Linking socio-economy to biodiversity in farmland (NCN, 2020/38/E/NZ8/00548)
Project duration: 2021-2025
Project status: Active
Project leader: Michał Żmihorski

Open fields and cropland are increasingly often managed in a very intensive way, with the help of new machinery, fertilizers, high pesticide use and landscape homogenization. Thus, in these modern landscapes, areas of farmsteads and villages, with orchards, old trees, heterogenous vegetation and old buildings, remains relatively unchanged and thus may act as refugia for farmland biodiversity. While substantial proportion of farmland biodiversity is now aggregated in human settlements in Europe, it is important to understand how characteristics of local human societies (e.g. their sociological and economical dimensions) may influence this village-associated biodiversity. The primary goal of the proposed project is to link farmland biodiversity to socio-economy of local human societies living in farmland. More specifically, I aim to investigate correlations between diversity of birds, bats, rodents, shrews and mustelids (their abundance, species richness and species composition) occurring in Polish farmland, and social characteristics and economic status of human societies living in this farmland. In the proposed project I plan to both re-use existing data on animal populations and communities (large databases on birds, bats and small mammals collected during monitoring program and inventories), as well as to collect additional data on birds, bats and small mammals (during both warm and cold season) in the certain number of farmsteads in Eastern and Western Poland.

I aim to investigate how farmland biodiversity (i.e. local species richness and abundance of the studied birds and mammals) correlate with poverty, as poverty may both positively and negatively affect wildlife, and preliminary study show that this economic feature strongly correlates with barn owl occurrence in Poland. Second, I plan to search for biological indicators (e.g. occurrence or abundance of certain bird or mammal species) of health status in local human societies (e.g. occurrence of a certain disease type). Former studies show that biodiversity strongly correlate with allergies and autoimmune diseases in people. Next, I plan to check if environmental awareness of citizens correlates with local level of biodiversity within farmsteads. Fourth, I will check interactions between socio-economy characteristics for birds and mammals and landscape structure and composition. Here I assume that variation in landscape heterogeneity can affect bird’s and mammal’s occurrence in farmsteads in two different ways. Finally, on the basis of intensive sampling in farmsteads of different socio-economic profiles it will be possible to indicate winners and losers of the ongoing farmsteads transformations, from old and poor to new and well-maintained.

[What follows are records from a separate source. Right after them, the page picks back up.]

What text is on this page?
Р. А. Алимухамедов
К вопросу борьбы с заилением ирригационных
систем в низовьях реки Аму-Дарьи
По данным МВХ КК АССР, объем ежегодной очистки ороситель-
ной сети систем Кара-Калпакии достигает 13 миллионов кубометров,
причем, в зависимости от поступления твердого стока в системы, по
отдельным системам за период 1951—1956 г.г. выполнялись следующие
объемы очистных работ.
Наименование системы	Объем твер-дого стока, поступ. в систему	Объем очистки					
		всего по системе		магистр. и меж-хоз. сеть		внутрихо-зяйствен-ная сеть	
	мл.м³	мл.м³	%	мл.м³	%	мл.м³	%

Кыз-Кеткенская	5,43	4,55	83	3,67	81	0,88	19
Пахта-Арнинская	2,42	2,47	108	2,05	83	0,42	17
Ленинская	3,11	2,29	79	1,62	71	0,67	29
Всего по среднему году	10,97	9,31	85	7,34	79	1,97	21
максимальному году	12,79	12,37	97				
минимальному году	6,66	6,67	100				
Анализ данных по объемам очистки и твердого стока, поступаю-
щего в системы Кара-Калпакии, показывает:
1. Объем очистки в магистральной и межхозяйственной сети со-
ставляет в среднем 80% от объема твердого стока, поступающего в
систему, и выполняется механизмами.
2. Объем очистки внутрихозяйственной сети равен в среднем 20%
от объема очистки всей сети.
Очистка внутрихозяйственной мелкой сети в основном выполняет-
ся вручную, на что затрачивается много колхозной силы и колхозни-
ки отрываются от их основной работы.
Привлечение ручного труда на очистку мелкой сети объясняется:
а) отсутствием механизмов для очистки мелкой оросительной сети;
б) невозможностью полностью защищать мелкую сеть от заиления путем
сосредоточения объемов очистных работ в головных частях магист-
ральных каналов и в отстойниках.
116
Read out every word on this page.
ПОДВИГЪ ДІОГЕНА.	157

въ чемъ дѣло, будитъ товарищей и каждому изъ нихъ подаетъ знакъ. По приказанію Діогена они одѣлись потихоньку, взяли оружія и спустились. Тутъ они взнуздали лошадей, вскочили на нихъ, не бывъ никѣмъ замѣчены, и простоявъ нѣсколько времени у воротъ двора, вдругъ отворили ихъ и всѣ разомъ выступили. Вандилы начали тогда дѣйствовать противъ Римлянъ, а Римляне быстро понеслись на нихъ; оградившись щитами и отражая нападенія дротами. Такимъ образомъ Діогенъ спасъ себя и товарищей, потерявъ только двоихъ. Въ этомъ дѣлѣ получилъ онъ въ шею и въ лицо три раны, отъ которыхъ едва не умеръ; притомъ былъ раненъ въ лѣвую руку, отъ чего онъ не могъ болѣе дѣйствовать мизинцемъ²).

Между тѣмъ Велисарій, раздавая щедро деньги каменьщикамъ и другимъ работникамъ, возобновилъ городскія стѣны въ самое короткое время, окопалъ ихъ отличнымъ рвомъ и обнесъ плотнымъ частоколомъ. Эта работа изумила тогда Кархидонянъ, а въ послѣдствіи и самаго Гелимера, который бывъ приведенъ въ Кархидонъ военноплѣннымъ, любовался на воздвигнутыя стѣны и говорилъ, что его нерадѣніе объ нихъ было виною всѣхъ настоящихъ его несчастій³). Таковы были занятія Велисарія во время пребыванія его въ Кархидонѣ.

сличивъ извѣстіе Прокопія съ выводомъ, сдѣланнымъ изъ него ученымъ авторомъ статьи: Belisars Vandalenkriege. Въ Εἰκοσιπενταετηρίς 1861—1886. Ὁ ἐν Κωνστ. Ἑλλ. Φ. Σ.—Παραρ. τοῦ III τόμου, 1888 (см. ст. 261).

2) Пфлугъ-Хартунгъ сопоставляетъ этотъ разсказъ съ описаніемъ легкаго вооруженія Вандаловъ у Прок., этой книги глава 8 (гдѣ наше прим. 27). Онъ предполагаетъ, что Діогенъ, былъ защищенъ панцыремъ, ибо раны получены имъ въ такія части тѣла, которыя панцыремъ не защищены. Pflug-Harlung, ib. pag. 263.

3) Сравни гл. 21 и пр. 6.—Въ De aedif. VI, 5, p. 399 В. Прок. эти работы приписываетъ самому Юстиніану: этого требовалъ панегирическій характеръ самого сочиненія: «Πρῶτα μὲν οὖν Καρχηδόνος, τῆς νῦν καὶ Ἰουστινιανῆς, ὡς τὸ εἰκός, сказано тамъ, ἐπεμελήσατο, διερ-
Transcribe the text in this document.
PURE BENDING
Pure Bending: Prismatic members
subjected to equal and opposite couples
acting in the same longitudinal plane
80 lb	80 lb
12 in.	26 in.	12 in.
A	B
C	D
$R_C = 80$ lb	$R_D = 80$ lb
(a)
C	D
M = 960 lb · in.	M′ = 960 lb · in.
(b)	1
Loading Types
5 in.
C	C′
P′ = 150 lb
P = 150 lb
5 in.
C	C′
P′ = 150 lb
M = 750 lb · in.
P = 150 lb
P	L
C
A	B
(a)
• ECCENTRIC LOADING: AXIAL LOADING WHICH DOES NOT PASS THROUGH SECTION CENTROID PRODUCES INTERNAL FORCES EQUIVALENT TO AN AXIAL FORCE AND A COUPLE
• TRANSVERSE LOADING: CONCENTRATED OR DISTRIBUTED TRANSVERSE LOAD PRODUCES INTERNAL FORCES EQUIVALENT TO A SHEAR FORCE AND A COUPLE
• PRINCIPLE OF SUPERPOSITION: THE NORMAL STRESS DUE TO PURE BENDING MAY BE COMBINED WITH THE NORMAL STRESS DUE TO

The project will be realised with the help of Autonomous Recording Units, i.e. device that automatically record voices of birds and bats. Small mammals will be sampled with the help of combination of live-trapping and camera-trapping. Also, bird feeding experiments, searching for bats’ hibernation sites and citizen science are planned to be used. Results of the project will substantially increase our understanding of main drivers of spatial biodiversity patterns in farmland and will be important for designing more effective conservation measures.